Netrake unwraps its session controller

News
Oct 07, 20023 mins
VoIPWi-Fi

NCite handles network address translation, firewall traversal for IP voice calls.

ATLANTA – Netrake this week is unveiling gear designed to let service providers more easily deliver voice-over-IP services.

The 2-year-old company’s nCite IP Session Controller hardware and software keeps track of complex IP phone call sessions as they cross firewalls. The product can translate private IP phone addresses so calls can be completed between sites and between companies that might use overlapping IP addressing schemes.

NCite is being demonstrated at the Voice on the Net conference this week in Atlanta where it will enable calls through a Cisco firewall. The company also will show how the device can gather call records needed to bill customers.

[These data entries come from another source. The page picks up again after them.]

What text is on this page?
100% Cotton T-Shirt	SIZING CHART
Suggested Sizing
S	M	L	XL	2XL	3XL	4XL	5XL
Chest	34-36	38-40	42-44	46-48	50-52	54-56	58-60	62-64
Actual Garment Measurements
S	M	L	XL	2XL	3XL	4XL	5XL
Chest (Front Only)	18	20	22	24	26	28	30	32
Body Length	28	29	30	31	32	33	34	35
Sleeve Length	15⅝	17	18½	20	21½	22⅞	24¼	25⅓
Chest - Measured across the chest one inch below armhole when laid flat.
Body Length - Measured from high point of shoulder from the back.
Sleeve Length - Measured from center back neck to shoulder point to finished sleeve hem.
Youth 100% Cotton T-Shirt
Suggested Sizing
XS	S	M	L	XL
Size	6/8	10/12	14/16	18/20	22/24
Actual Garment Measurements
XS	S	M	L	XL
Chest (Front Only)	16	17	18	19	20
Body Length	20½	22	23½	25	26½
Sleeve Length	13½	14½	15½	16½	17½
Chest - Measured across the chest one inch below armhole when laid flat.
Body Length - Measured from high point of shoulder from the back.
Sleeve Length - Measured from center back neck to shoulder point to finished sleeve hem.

Sending IP voice traffic through a firewall involves opening multiple ports for each call to accommodate whatever protocol is used – Session Initiation Protocol, H.323 or Media Gateway Control Protocol. Many firewalls cannot handle opening and closing these ports dynamically as calls start and end, so controllers are needed to handle this, says Christin Flynn, director of communications network infrastructure for The Yankee Group.

In addition, most companies use private IP addresses for their IP phones that cannot be routed on public networks without translating these addresses to public addresses. NCite handles firewall port management and network address translation to deal with these situations.

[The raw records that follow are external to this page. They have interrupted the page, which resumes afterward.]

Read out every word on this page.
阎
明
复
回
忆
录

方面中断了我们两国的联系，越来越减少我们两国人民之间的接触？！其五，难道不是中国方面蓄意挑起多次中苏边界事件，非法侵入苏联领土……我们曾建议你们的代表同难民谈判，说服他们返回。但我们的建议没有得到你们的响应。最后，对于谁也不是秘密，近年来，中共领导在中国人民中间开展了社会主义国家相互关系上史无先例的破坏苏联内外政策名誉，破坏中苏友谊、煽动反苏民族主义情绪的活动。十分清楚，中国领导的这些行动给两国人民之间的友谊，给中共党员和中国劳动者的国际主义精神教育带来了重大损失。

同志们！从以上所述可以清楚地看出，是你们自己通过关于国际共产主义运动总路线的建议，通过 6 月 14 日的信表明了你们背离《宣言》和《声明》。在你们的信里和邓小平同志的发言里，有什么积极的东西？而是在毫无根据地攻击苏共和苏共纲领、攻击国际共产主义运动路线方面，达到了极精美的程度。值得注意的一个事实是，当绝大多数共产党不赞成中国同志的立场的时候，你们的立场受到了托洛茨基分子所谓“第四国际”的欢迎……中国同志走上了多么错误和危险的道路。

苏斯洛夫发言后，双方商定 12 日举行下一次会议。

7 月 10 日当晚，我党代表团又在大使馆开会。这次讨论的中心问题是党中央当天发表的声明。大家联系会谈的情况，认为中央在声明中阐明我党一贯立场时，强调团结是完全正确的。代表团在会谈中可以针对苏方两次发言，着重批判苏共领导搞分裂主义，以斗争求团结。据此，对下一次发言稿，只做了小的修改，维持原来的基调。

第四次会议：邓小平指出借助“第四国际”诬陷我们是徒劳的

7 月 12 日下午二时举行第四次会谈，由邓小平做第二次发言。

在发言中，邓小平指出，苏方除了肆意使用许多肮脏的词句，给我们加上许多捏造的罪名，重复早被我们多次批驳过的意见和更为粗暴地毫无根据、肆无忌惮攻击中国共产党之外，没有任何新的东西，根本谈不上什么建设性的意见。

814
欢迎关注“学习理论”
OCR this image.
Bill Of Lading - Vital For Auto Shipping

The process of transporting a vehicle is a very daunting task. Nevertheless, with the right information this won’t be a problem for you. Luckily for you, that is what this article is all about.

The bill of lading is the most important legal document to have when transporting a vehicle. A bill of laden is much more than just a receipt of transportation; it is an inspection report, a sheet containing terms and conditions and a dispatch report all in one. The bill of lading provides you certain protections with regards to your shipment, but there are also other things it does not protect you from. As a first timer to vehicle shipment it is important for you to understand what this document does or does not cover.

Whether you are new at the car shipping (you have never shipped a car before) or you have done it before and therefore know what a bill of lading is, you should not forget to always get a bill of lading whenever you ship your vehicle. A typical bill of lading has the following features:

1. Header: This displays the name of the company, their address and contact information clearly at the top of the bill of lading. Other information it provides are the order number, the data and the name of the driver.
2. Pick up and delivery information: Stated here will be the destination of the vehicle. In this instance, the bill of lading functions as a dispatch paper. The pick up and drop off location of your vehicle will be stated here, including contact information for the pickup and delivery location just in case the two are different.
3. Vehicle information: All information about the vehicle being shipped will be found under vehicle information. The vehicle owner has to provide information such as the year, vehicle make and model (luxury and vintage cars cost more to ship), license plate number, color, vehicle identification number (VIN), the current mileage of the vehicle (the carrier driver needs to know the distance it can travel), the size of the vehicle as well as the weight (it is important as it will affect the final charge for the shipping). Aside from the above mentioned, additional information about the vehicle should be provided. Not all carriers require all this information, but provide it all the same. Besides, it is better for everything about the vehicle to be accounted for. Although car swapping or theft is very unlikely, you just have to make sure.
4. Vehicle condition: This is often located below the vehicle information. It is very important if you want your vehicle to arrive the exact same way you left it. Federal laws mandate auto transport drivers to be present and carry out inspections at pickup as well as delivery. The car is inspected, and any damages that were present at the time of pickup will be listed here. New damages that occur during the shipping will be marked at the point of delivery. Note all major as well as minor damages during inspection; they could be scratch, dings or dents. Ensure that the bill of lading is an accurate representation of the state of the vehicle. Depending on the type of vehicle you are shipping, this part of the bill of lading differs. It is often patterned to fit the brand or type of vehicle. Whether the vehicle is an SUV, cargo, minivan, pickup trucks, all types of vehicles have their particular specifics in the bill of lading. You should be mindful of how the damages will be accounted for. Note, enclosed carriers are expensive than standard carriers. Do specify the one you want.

Flynn says that Netrake’s hardware, which includes network processors of its own design, sets its gear apart from competitors in the potential to handle large numbers of phone calls. Netrake says a single chassis can handle 50,000 simultaneous calls using a G.729 coder/decoder. The number of calls depends on the codec used, the company says.

Netrake’s software also recognizes patterns in IP traffic flows and uses these patterns to route packets quickly rather than relying solely on more time-consuming deep packet inspection, Flynn says. Netrake says its gear injects less than 5 microseconds of latency into a session. A phone call can tolerate up to 150 msec of delay before the conversation becomes unintelligible.

When carriers need to send IP calls between their networks and use different protocols, nCite can handle the protocol interworking. The gear translates quality-of-service schemes between networks so a voice call gets preferential treatment as it crosses from one network to another, Netrake says.

PROFILE: NETRAKE
Location: Plano, Texas
Founded: January 2000
Founder: Robert Maher, co-founder of chip maker Cyrix.
Product: nCite IP Session Controller.
Financing: $22.5 million from Austin Ventures and Trinity Ventures.
Fun fact: Company name comes from “Raking in profits from the Internet.”

Competitors include Acme Packet, Jasomi Networks, Kagoor Networks and NexT one Communications. The worldwide sales of session controllers this year will be $10.4 million and is expected to grow to $624 million by 2007, The Yankee Group says.

NCite is a 14-slot chassis that uses six slots for management, control and power blades. The other eight are available for I/O cards that include a two-port Gigabit Ethernet card that occupies four slots and a six-port Fast Ethernet card that takes up one slot.

The equipment is in beta testing and will be available in January.